Inmate re-entry program effective, Baylor study shows

WACO—A faith-based prisoner re-entry program in Minnesota has saved about $3 million by reducing repeat offenses, according to a Baylor University study.

The study, published in the International Journal of Criminology and Sociology, presents a cost-benefit analysis of the InnerChange Freedom Initiative. The program relies heavily on volunteers and is funded privately, said Byron Johnson, co-director of Baylor’s Institute for Studies of Religion and one of the authors of the study.

byron johnson130Byron Johnson“The InnerChange program is a boon to taxpayers. It doesn’t rely on public funding.

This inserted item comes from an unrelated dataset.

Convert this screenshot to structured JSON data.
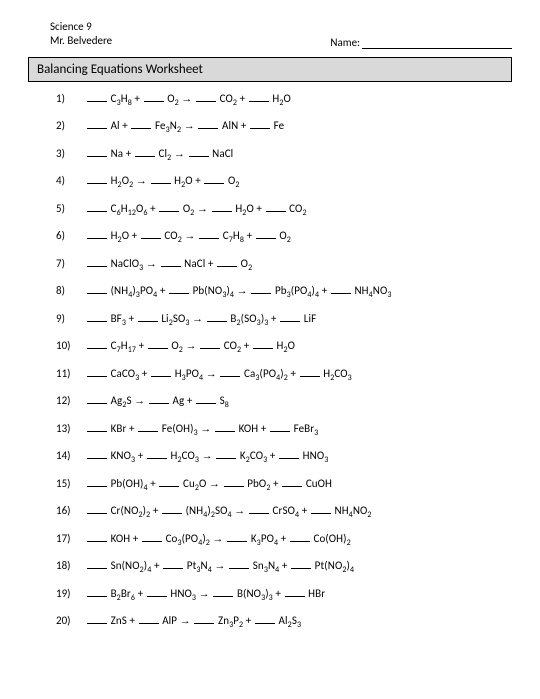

Yet, at the same time, it provides a benefit by reducing recidivism, which results in fewer costs associated with crime,” said lead author Grant Duwe, research director for the Minnesota Department of Corrections and a nonresident scholar of Baylor’s Institute for Studies of Religion.

In the debate over whether and how faith-based groups can be effective in working with government and secular entities to confront social ills, “this kind of research will be called for by policymakers,” Johnson said. “It just makes sense. Taxpayers want to know whether programs work—especially when religion is involved.”

The cost-benefit analysis followed up on a 2012 study that compared recidivism outcomes among 732 offenders released from Minnesota prisons between August 2003 and December 2009. In that study, a comparison group of 366 prisoners—who did not take part in the program—were matched with 366 InnerChange participants on factors associated with recidivism and program participation. The results showed InnerChange reduced re-arrest 26 percent, reconviction 35 percent and re-imprisonment for a new felony offense 40 percent.

grant duwe130Grant DuweDuwe and Johnson studied post-release employment and recidivism outcomes to estimate InnerChange’s financial impact on state income tax contributions, victimization costs, criminal justice system costs and lost productivity of prisoners. They found the program produced a benefit of nearly $8,300 per participant.

InnerChange includes Christian religious services, Bible study and prayer, substance abuse education, cognitive skill development, mentoring and seminars, as well as aftercare involving support groups, peer mentoring, interaction with volunteers and individual counseling.

Participants in the program need not be Christians. Volunteers, who are screened, represent a variety of denominations and are not necessarily theologically trained.

The program lasts 18 months in prison, followed by a yearlong re-entry phase.

The nation’s first InnerChange program—launched in 1997 for men in the Carol S. Vance Unit near Houston—was a joint venture by Chuck Colson’s Prison Fellowship and the Texas Department of Criminal Justice. Eight InnerChange programs, including three for females, operate in Arkansas, Kansas, Minnesota, Missouri and Texas.

The researchers noted many faith-based organizations do not consider seeking government funding to deliver social services. But many—especially in disadvantaged communities—are willing and eager to do so.

“In a time of economic hardship, it would seem prudent for secular and sacred groups to consider working together in order to develop evidence-based approaches to confront social problems like offender rehabilitation and prisoner re-entry,” the study concluded.